Of Freekin’ Course We’re Having a Contest
Sing along, now. I don’t care if it’s Daddy or Momma, ‘long as I got my plastic Obama riding on the dashboard of my car.
Okay, so I tried to get Oprah to give us a car as our prize in honor of the Michigan primary, but the best I could do is a Dashboard Obama for your American made car.
Yes, Folks and Folkers, this is a genuine plastic official Barack Obama Dashboard Doll brought to you by the fine makers of pretty much everything plastic.
You guess the outcome of the Four Horsemen of the Republican Apocalypse – Gingrich, Santorum, Romney and Paul in order of their finish in both the Michigan and Arizona primaries. Then you guess their percentages.

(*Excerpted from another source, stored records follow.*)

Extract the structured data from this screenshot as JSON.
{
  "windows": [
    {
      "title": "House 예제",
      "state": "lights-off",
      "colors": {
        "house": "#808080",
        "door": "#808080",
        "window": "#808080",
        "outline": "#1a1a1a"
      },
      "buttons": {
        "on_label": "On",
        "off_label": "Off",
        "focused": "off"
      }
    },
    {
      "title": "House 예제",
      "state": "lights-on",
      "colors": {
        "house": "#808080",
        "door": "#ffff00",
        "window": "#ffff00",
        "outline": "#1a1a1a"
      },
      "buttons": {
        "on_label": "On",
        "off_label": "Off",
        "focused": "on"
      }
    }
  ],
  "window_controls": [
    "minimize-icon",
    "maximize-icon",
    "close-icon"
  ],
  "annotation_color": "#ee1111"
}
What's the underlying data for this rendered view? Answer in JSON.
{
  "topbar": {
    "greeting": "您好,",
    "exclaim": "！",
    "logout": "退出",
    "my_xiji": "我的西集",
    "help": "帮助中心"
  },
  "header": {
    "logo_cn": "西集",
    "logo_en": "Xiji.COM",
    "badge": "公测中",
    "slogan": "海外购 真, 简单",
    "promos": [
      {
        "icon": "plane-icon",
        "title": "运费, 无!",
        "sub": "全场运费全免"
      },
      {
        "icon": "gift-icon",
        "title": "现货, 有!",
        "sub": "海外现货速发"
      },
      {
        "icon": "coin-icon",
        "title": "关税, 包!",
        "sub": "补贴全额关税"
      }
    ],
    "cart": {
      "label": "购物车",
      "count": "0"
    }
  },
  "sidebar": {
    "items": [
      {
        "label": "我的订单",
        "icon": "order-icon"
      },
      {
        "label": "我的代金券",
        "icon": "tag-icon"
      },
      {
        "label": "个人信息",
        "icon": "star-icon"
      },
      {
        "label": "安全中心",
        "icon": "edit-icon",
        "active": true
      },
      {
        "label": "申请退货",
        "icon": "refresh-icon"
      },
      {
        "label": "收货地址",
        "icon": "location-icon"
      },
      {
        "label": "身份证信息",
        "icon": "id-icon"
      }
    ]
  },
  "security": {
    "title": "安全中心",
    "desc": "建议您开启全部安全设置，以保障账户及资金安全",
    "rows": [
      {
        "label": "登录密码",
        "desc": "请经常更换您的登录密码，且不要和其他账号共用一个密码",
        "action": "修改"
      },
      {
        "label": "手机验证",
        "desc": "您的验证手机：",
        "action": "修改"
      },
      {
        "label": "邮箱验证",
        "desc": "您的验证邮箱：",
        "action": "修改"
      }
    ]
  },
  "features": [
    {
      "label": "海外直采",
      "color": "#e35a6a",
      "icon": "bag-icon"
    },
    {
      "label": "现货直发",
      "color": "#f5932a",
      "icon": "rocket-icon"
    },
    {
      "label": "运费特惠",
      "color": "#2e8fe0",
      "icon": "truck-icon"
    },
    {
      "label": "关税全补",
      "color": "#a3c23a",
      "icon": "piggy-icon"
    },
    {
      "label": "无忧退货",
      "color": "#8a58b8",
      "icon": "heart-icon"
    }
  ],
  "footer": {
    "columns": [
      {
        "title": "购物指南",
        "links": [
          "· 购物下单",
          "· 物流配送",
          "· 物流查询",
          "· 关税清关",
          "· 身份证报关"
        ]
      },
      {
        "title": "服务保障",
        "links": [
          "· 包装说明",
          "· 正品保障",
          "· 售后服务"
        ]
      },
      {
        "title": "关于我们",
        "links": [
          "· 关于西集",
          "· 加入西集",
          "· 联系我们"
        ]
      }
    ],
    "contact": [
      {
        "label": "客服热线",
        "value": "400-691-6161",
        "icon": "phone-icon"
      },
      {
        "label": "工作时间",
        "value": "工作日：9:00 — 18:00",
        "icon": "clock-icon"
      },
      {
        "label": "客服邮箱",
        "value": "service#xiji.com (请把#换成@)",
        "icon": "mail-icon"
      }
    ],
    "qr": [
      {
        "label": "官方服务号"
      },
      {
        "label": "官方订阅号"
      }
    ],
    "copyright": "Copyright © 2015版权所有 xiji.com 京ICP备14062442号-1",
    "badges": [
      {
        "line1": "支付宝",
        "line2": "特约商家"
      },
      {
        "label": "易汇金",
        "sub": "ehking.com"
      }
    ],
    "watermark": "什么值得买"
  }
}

In case of tie, names of the tied guys will be written on pieces of scrap paper and ceremoniously placed in a plastic cup, where a winner will be drawn by Verdelia, this year’s official ceremonious drawing queen.
This contest ends at noon on Tuesday. And, yes, you may enter more than once in case Romney gets attacked by a dog on Monday or Santorum gets swooped up by a an alien spaceship and taken to HappyLand …. again. However, entering more than twice is considered rude. I don’t you don’t care, but Momma does.
Good luck and may the best crapshooter win.